Cheguei cada vez mais aflita e antes de pegar o elevador, tentei ligar outra vez para meu noivo e nenhum telefone  tocou. Subi e entrei em casa sem saber o que pensar. Joguei a bolsinha e a echarpe na poltrona da sala, quando vi um vulto sentado no sofá. Meu coração disparou. “Psiu, sou eu, não grite”. Era ele, parecendo mais assustado do que eu.

- Meu Deus, o que houve, por que está aqui? Sentei perto dele, segurando suas mãos, que estavam geladas e o abracei. Ele se abraçou comigo chorando, falando depressa e baixo, não consegui entender quase nada.   

Tinha me levado em casa e resolveu voltar para pegar o carteado que ia começar naquela hora. Vício é uma coisa danada mesmo... Estavam os quatro jogando quando começou uma discussão entre os dois mais velhos, e tudo por causa de mulher. Que um tinha paquerado a mulher do outro, e outras tantas baixarias que ele me poupou de contar.  Numa hora, a coisa saiu do controle, um deles pegou o taco de bilhar e acertou na cabeça do outro. Foi uma tacada certeira, ele caiu e lá ficou.

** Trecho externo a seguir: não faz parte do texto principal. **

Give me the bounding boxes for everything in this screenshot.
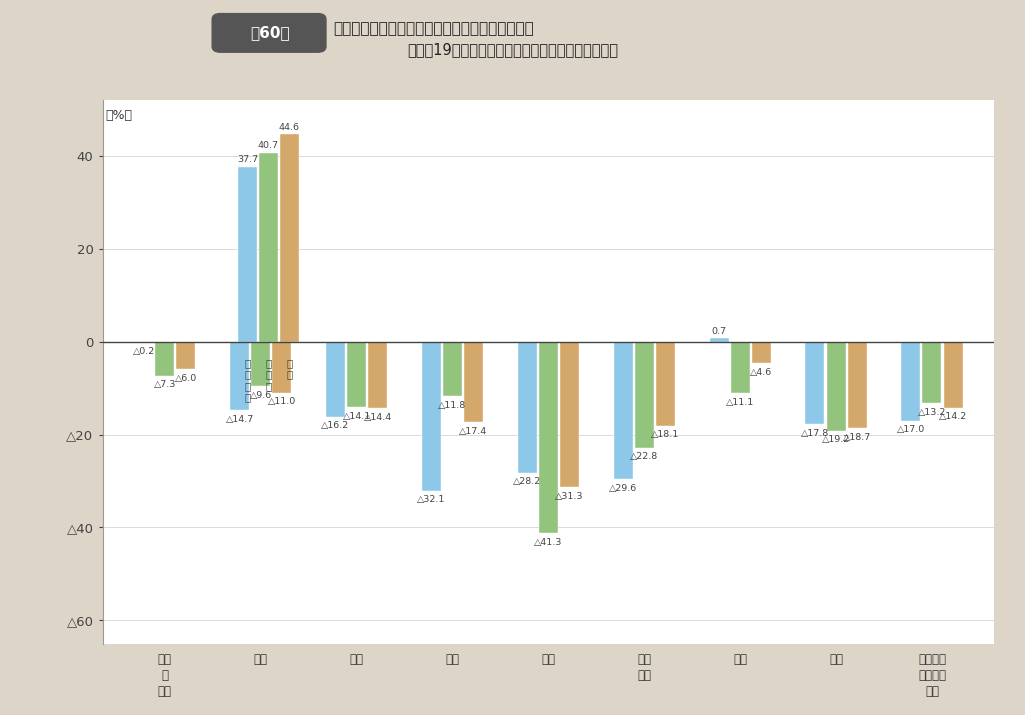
- Bar: [326, 342, 345, 417]
- Bar: [751, 342, 771, 363]
- Text: 合
計: 合 計: [286, 358, 292, 380]
- Text: 一般行政
関係職員
合計: 一般行政 関係職員 合計: [918, 653, 946, 698]
- Bar: [848, 342, 866, 428]
- Text: △17.0: △17.0: [897, 425, 925, 434]
- Text: 37.7: 37.7: [237, 154, 258, 164]
- Text: △41.3: △41.3: [534, 538, 563, 547]
- Text: △22.8: △22.8: [630, 452, 658, 461]
- Bar: [464, 342, 483, 423]
- Text: △29.6: △29.6: [609, 484, 638, 493]
- Text: 労働: 労働: [541, 653, 556, 666]
- Text: 第60図: 第60図: [250, 26, 289, 40]
- Bar: [176, 342, 196, 370]
- Bar: [560, 342, 579, 487]
- Bar: [251, 342, 271, 386]
- Text: 44.6: 44.6: [279, 123, 300, 132]
- Bar: [826, 342, 846, 430]
- Bar: [156, 342, 174, 375]
- Text: △18.1: △18.1: [651, 430, 680, 439]
- Bar: [731, 342, 749, 393]
- Text: △18.7: △18.7: [843, 433, 871, 442]
- Text: △14.7: △14.7: [226, 415, 254, 423]
- Bar: [944, 342, 962, 408]
- Text: 土木: 土木: [829, 653, 843, 666]
- Text: △4.6: △4.6: [750, 368, 773, 377]
- Text: 40.7: 40.7: [258, 141, 279, 150]
- Text: 農林
水産: 農林 水産: [638, 653, 651, 682]
- Bar: [347, 342, 366, 407]
- Bar: [901, 342, 920, 420]
- Text: △6.0: △6.0: [175, 374, 197, 383]
- Text: △28.2: △28.2: [514, 477, 541, 486]
- Bar: [709, 338, 729, 342]
- Bar: [922, 342, 941, 403]
- Bar: [518, 342, 537, 473]
- Text: △14.4: △14.4: [364, 413, 392, 422]
- Text: △14.2: △14.2: [939, 413, 968, 421]
- Bar: [634, 342, 654, 448]
- Text: △0.2: △0.2: [132, 347, 155, 356]
- Bar: [280, 134, 299, 342]
- Text: △7.3: △7.3: [154, 380, 176, 389]
- Bar: [656, 342, 674, 425]
- Text: 衛生: 衛生: [446, 653, 459, 666]
- Text: （%）: （%）: [106, 109, 132, 122]
- Bar: [259, 152, 278, 342]
- Text: △13.2: △13.2: [917, 408, 946, 417]
- Text: △32.1: △32.1: [417, 495, 446, 504]
- Text: 都
道
府
県: 都 道 府 県: [244, 358, 250, 403]
- Text: △16.2: △16.2: [322, 422, 350, 430]
- Text: △14.1: △14.1: [342, 412, 371, 420]
- Bar: [614, 342, 632, 479]
- Bar: [273, 342, 291, 393]
- Bar: [443, 342, 462, 396]
- Text: △11.8: △11.8: [439, 401, 466, 410]
- Text: 0.7: 0.7: [711, 327, 727, 335]
- Bar: [422, 342, 441, 490]
- Text: 市
町
村: 市 町 村: [265, 358, 272, 391]
- Text: △31.3: △31.3: [556, 492, 583, 500]
- Bar: [368, 342, 387, 408]
- Text: △11.1: △11.1: [726, 398, 754, 407]
- Bar: [238, 167, 257, 342]
- Text: 商工: 商工: [733, 653, 747, 666]
- Text: △17.8: △17.8: [801, 429, 829, 438]
- Text: 民生: 民生: [350, 653, 364, 666]
- Bar: [231, 342, 249, 410]
- Text: △17.4: △17.4: [459, 427, 488, 436]
- Text: 税務: 税務: [254, 653, 268, 666]
- Text: 議会
・
総務: 議会 ・ 総務: [158, 653, 172, 698]
- Text: △9.6: △9.6: [250, 391, 272, 400]
- Text: △19.2: △19.2: [822, 435, 850, 445]
- Text: 一般行政関係職員の部門別、団体種類別増減状況: 一般行政関係職員の部門別、団体種類別増減状況: [333, 21, 534, 36]
- Bar: [806, 342, 824, 424]
- Text: （平成19年４月１日と平成９年４月１日との比較）: （平成19年４月１日と平成９年４月１日との比較）: [407, 43, 618, 57]
- Text: △11.0: △11.0: [268, 398, 296, 406]
- Bar: [539, 342, 558, 533]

Um deles que era médico, constatou a morte. Eles eram figuras conhecidas na sociedade, com belas carreiras consolidadas, não podiam ser expostos num julgamento. Afinal, ninguém teve intenção de matar ninguém, mas o morto estava ali mesmo, na frente deles, pedindo uma solução rápida. Então combinaram que, para todos os efeitos, eles nunca estiveram ali, da festa tinham retornado às suas casas.  Iam colocar o morto num saco de lixo,  e desovar perto da marginal. Pronto! Rubens ia ficar para apagar vestígios e desligar a luz. Mais um crime sem solução! 

Uma história terrível, da qual, infelizmente,  ele não iria se salvar. Evidente que os dois que foram presos iam denunciá-lo, no mínimo por cumplicidade. Rubens era advogado, sabia que a história ia ter muitas outras implicações, nenhuma boa. Nem podia dizer que estava na minha casa na hora do incidente, seria minha palavra contra a deles e, afinal, o carteado é com quatro jogadores. Fazendo as contas, Rubens era o quarto homem. Que estava na hora errada num lugar errado, violando promessas e destruindo sua vida pelo vício.  Creio que aprendeu a lição.

Está acabando de cumprir sua pena e logo vamos casar.